The blame does not all fall on Timothy Loehmann. The Cleveland Police Department hired Loehmann despite his record in Independence, where his emotional instability and “dismal” handgun performance forced him to resign before getting fired in 2012. After receiving a concerned call about a juvenile playing with a toy gun Nov. 22, police dispatcher Beth Mandl inaccurately reported a man threatening people with a real weapon. Garmback drove the police car next to Tamir in the park. He and Loehmann grew up in a culture that makes black men suspect because of their skin.
But Loehmann pulled the trigger, as thousands of people saw in the video of Tamir’s death. In that footage, the events that unfolded were clear. Garmback and Loehmann pulled up next to Tamir, straight onto the grass, stopping abruptly. Tamir stood, wary but curious as children so often are, and approached the vehicle. Loehmann all but leapt out of the car, shooting Tamir less than two seconds after the car had stopped. There was no time for the officers to issue a warning; there was no time for Tamir to respond to one. Tamir’s body crumpled, and Loehmann and Garmback did nothing to attend to the boy dying on the ground next to them.
I admit the video does not show clearly whether, after the police car pulled up, Tamir tried to pull his toy gun out of his pocket. Experts hired by the prosecution and Tamir Rice’s family have filed conflicting reports.

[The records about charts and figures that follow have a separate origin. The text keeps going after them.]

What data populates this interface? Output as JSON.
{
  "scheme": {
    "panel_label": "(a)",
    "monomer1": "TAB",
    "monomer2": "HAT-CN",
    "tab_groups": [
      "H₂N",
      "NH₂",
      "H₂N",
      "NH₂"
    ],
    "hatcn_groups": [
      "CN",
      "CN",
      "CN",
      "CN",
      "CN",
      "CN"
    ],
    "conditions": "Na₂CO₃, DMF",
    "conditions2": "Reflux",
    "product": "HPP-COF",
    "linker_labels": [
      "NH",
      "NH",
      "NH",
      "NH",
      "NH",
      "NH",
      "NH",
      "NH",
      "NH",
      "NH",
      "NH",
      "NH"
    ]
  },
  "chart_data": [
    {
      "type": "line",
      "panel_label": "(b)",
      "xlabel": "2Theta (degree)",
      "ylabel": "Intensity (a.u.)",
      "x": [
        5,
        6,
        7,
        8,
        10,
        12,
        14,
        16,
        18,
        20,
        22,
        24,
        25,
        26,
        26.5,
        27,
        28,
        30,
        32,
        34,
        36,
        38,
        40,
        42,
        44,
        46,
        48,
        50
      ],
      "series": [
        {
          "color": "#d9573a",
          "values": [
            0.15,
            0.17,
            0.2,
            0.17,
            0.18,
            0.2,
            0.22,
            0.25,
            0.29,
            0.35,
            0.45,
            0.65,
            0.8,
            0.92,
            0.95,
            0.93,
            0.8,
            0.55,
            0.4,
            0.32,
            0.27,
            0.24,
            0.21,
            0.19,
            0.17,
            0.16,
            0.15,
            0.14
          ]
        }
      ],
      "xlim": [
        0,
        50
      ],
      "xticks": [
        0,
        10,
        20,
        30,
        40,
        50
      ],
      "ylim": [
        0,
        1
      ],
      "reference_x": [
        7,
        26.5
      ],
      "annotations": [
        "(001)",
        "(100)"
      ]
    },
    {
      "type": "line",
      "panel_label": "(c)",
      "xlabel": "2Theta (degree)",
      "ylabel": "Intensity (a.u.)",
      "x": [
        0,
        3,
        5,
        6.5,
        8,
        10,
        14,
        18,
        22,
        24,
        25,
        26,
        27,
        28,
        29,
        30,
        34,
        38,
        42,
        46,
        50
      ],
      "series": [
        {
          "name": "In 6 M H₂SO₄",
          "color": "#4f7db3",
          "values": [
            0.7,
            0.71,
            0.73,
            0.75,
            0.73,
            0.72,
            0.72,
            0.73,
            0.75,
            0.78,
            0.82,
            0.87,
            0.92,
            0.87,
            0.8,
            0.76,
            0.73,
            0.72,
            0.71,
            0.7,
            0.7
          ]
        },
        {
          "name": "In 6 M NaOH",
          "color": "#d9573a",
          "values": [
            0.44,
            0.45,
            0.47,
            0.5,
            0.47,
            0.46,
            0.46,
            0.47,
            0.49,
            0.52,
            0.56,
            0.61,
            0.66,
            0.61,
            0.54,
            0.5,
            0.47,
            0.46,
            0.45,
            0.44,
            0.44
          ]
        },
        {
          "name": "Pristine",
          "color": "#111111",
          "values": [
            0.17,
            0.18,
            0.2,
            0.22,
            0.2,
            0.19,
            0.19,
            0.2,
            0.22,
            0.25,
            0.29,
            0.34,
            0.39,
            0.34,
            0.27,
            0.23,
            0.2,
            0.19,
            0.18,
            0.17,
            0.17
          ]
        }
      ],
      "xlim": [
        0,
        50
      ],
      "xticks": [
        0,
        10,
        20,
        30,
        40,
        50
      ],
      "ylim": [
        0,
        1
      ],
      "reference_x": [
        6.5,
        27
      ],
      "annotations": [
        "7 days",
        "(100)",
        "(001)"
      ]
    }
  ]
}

However, the mere fact experts disagree based on the footage shows the grand jury should have indicted Loehmann and Garmback. The officers are not innocent beyond doubt. The case should have continued to a trial, where a jury could have assessed their actions’ validity in proper depth.
Perhaps even a trial would have failed Tamir Rice. But charging the officers would have given Tamir’s death the consideration it deserves — and, just as importantly, would have shown care for Tamir’s life. Tamir Rice is not just a corpse. Once, he breathed. He began June 25, 2002, tiny and wrinkled. He grew tall, with a goofy grin, during his 12 years. He would have grown taller. He loved his mother and siblings; he borrowed a toy from his friend. He liked art and basketball.
Like you, like me, he lived.
By refusing to indict Loehmann and Garmback, the grand jury has decided not to acknowledge Tamir’s personhood. They have decided Tamir Rice’s life did not matter. They have decided he is only a death, a footnote on two officers’ resumes.
I wish I was surprised.
I wish my faith in Cleveland’s justice system had lasted longer than a few months.
But even I, a middle-class white woman, caught on. For all the reasons I love Cleveland — the Rock and Roll Hall of Fame, our abysmal sports teams, my neighbors’ friendliness — we remain an American city, with the endemic prejudice that entails. From the moment he emerged into this country, Tamir Rice did not stand a chance.